One fine day nearly two decades ago, Lal Bihari, a happy-go-lucky, unambitious farmer in Uttar Pradesh discovers he is dead, officially. With an eye on his small patch of land, his relatives had bribed a corrupt bureaucrat to declare him so. A living ghost now, officially non-existent, he becomes a butt of jokes in his immediate society. He launches a mission to be alive again. A long 19-year struggle ensues.
Dripping in irony and sarcasm, the Pankaj Kapur-starrer Kagaz, a real-life story, makes a telling statement on the bureaucracy. Impersonal, unresponsive and insensitive, it can play havoc in the lives of ordinary citizens. Bihari wins in the end, but not before enduring harrowing experiences.
His experience could well be that of any ordinary Indian unversed in the Kafkaesque ways of the officialdom anywhere. Government offices are intimidating and opaque, to say the least. If the maze of rules and procedures does not leave you confused and frustrated then the attitude of people manning official positions certainly will. And we are not talking corruption yet. The awareness that an official position or any position of authority could be leveraged for personal advantage is what drives corruption.
Lal Bihari’s travail also reveals how the bureaucracy has way too much presence in our lives and too much control over it. The expression ‘public servant’ is a sad joke on the power equation between the public and its supposed servants. It’s an equation completely tilted in favour of the latter.
But it’s an evil no ruled-based societies can do without. It is also the link between the political establishment and people; an instrument through which the rulers’ ideas get translated into reality. So an unproductive, indifferent bureaucracy can create a wide gap between people and the political establishment and alienate the former from the latter altogether.
As we have discussed earlier, the anger visible all around is largely due to the failure of institutions to deliver. Cumulative frustration of decades with them has gone to explosive proportions. It has little to do with the ascent or descent of any specific ideology. The ideological propositions of the Left and the Right are beyond the comprehension of the common man. When angry, he would just like to kick the old out and bring the new in. A poorly functioning bureaucracy had already created great distrust of the political masters among the masses–they are, after all, supposed to control the officialdom–and the consequences had to kick in at some point. The BJP was finally in a position to ride to success on that anger.
What makes our officialdom the way it is? To give credit where it is due, it has too many responsibilities. It has to make decisions which impact the lives of people in a significant way. Mistakes made are difficult to reverse. All matters officials have to put up with on a routine basis may not be honest or in sync with rules. They function within a system that’s not appreciative of or agreeable to creative intelligence. Everything becomes clerical in the end. Any bold decision may face harsh scrutiny from institutions like CVC and CAG. They have to face unreasonable demands from political bosses too. Despite the challenges, there are officers who shine through. But in a hierarchy-driven system, the incentive to be bold is close to zero.

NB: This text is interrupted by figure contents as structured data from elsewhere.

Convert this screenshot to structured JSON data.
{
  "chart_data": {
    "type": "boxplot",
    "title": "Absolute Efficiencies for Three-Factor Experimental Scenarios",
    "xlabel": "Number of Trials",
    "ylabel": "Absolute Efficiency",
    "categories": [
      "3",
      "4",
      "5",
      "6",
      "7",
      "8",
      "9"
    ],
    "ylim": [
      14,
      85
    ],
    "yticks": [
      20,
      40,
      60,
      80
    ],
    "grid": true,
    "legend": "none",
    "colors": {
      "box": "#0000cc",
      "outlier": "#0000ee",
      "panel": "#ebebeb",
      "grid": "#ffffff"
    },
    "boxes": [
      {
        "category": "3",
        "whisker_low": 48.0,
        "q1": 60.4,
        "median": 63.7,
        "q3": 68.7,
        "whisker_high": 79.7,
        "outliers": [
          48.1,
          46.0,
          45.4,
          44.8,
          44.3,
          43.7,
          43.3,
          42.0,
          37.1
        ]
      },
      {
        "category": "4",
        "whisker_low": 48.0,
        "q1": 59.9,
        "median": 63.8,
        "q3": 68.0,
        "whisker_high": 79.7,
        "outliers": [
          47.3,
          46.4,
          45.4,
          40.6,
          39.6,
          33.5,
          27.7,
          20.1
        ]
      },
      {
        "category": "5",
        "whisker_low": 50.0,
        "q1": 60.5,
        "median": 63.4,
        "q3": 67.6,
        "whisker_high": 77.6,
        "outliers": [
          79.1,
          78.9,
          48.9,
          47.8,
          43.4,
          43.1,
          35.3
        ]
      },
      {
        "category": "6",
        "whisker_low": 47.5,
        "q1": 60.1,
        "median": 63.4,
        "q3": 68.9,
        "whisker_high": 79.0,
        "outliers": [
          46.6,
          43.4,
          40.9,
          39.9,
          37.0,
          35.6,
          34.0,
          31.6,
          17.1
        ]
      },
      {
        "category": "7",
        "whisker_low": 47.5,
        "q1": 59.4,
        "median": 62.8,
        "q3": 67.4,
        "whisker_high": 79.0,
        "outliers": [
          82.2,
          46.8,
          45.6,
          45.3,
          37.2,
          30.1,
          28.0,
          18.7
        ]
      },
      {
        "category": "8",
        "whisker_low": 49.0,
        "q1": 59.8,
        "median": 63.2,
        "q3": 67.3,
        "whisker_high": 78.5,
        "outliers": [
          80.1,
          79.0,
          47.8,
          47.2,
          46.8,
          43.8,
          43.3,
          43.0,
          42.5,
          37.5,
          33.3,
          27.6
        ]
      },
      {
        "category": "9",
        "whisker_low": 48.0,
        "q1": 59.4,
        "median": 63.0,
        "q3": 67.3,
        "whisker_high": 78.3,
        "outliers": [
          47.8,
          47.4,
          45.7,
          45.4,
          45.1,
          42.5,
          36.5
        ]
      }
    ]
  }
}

However, all these do not justify the general inefficiency the babudom is accused of, more so its arrogance. Both combine to alienate people. Prime Minister Narendra Modi has often made public his dislike of the tendency of senior officials to avoid taking decisions. He has been exhorting them to speed up decision-making and think of the economic growth opportunity lost due to delays. His ire is directed at the upper echelon of the bureaucracy but it could be true for the entire system, beginning at the bottom.
It’s the lower bureaucracy which deals with the general public on a regular basis. The incompetence, insensitivity and corruption at this level hurt people most. Blame it on our feudal-colonial past, every official position is considered a unit of power. The power has to be visible to command respect. Its misuse is brazen as those at the receiving end are too powerless to strike back. In an ideal situation, service for a public servant would be more important than power. But we are not in an ideal world.
There are simple solutions to make bureaucracy more delivery-oriented. Some have been attempted in certain states recently. Time-bound delivery of service is one and service at the doorstep is another. When officials are punished or rewarded for their performance in delivery, it is sure to bring more efficiency to the system. Innovation should be acknowledged and incentivised. The entry to jobs must not be on the sole basis of success in a competitive test and there should be repeat evaluation through career for promotion and financial benefits. Of course, the grandeur associated with offices and official positions — red beacon, orderlies etc — must be toned down.
In short, the sense of power and inviolability inherent in officialdom must go. There has to be a redistribution of power where people are more equal. Public servants should be a part of the public, not miles apart from it.
Now, who’s going to ring in change? Not people like Lal Bihari, of course. It has to be the political class. An alienated public, they must realise, is not good for them too.